On July 31 this year, a member of the Arab Al-Maslakh tribe shot a Hezbollah official dead at a wedding party in southern Beirut. This was a revenge as last year the murdered Hezbollah official had killed the tribesman’s teenage brother. Such acts of revenge are common among the tribes, but there was more to it than that. At the Hezbollah official’s funeral, the following day, with a convoy of vehicles carrying Hezbollah flags, armed members of the group went to remove a poster of the boy who was killed last year. They were met by gunfire from a nearby building, and five people were killed, three of them Hezbollah members.
This is just a minor sign of the larger picture, where it is evidently proves the growing Lebanese discontent with notorious Hezbollah. This is not just limited within the tribal group. Gradually Lebanese are realizing, Hezbollah is responsible for the country’s continuous agonies, economic crisis, unemployment and growing poverty rate. According to analysts, such discontent and confrontation with Hezbollah will continue to grow further.
The attack on Hezbollah’s funeral convoys was not a reason of mere removal of the poster of the child who was brutally murdered by the Hezbollah leader. It definitely was a message to Hezbollah: “How dare you, with all your arrogance, come armed and parade through our neighborhood”. Hezbollah terrorists did not respond to the convoy attack fearing it would open a Pandora’s box, risking confrontation with the Arab tribes that could spread across Lebanon. These attacks on Hezbollah clearly proved, this notorious terrorist outfit is not as invincible as it once seemed, and it is also proved, Hezbollah’s notoriety can be responded in befitting manner.
Subsequently, in Lebanon, anti-Hezbollah posters were seen in a number of places on August 4, 2021. This was an exposition of renegade of the Lebanese people against Hezbollah’s obstruction of justice by exerting influence through the political elites. Lebanese people are pointing fingers at Hezbollah for illegally bringing tons of ammonium nitrate into Beirut port, which would be used for terrorist agendas.

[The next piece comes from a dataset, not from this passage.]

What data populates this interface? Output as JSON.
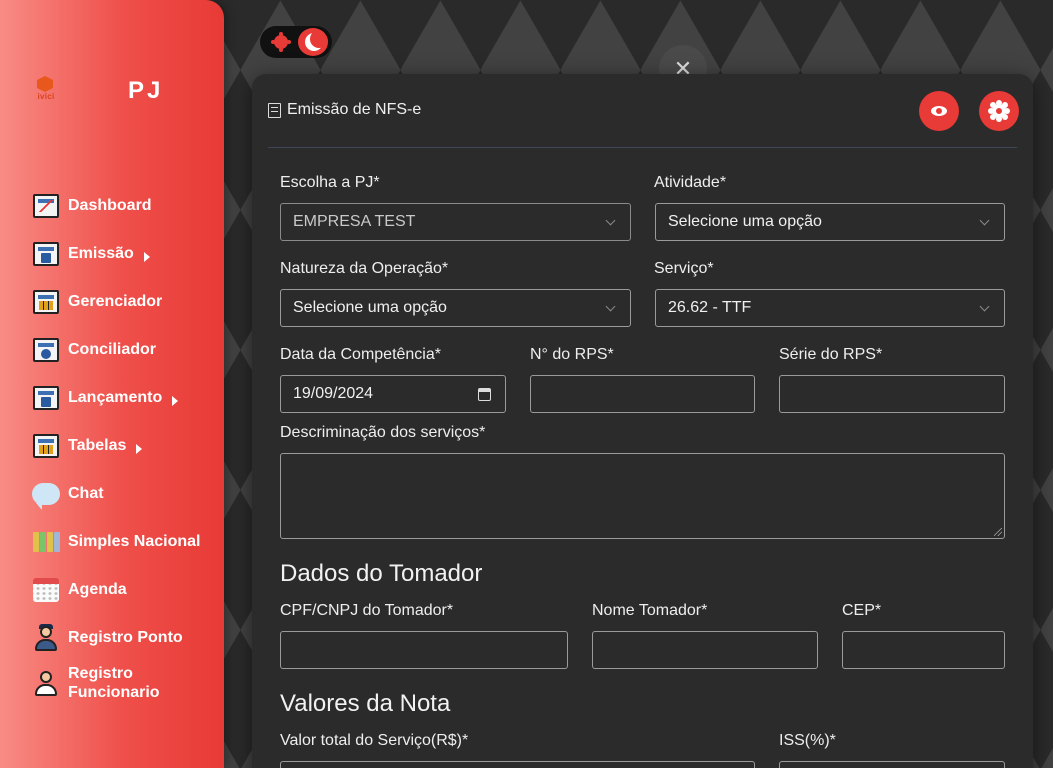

According to Dr. Dania Koleilat Khatib, a specialist in US-Arab relations: “The general discourse is that Hezbollah stored the explosives in Beirut before transferring them to Syria for Bashar Assad to use in barrel bombs. Former army chief Jean Kahwaji was summoned for questioning, and his lawyer said Hezbollah was responsible for bringing in the ammonium nitrate — only for his client to dismiss the claim. Hezbollah is in an embarrassing position, all eyes are upon it, and at the same time people no longer fear it. In his desperation, leader Hassan Nasrallah belittled the August 4 protests and suggested that the blast investigation was being funded by Saudi Arabia.
“The group faces a situation similar to that in 2005, when fingers were pointed at Hezbollah over the assassination of Rafik Hariri. The confrontation with Israel a year later, and Hezbollah’s “heroic” resistance against the Israeli army, restored its tarnished image and made it immune from attack.
The 2006 confrontation also gave Hezbollah an additional source of income. Parliament passed a law decreeing that goods entering Al-Dahiya, Hezbollah’s stronghold of south Beirut, are not subject to customs. The aim was to reduce the cost of reconstruction of the areas destroyed by Israel, but Hezbollah has used the law to import all sorts of goods without paying any taxes”.
But now, a 2006-style confrontation with Israel is a mission impossible. The homes in Beirut, the mountains and the north that received Hezbollah supporters will no longer welcome them. The southern front is heating up as Israel responds to missiles launched by the Palestinians factions inside Hezbollah. It may be mentioned here that, recently Palestinian mega-terror outfit Hamas has publicly pronounced its alliances with Iran and its proxies including Hezbollah and Houthis with the nefarious agenda of implementing Iranian regime’s agenda in the Middle East and beyond.
According to analysts, now Hezbollah cannot confront opponents as it did in 2008. At that time, faced with moves by Walid Jumblatt and Saad Hariri that would have uncovered its communications network, it took over Beirut by arms and forced the Doha agreement, which gave Hezbollah the upper hand in the government. Today, Hezbollah’s only face-saving exit is to resort to the state. That is also the solution that prevents a violent internal confrontation in Lebanon.
Currently Hezbollah has already positioned itself as a threat to the Lebanese masses, especially the tribal groups. If Hezbollah will risk itself by engaging into confrontation with the tribes, it would ultimately get extended further, where Hezbollah may ultimately become a common target of the majority of the Lebanese people.
Hezbollah can no longer intimidate people. Its shows of power do not work, and are backfiring. Currently it has too many enemies inside Lebanon and its differences with allies such as parliament Speaker Nabih Berri are increasing.
Meanwhile, in Lebanon, there are number of groups that also are equipped with weapons, and if Hezbollah begins targeting those groups, it would ultimately result in another civil war, which would result in demise of Hezbollah.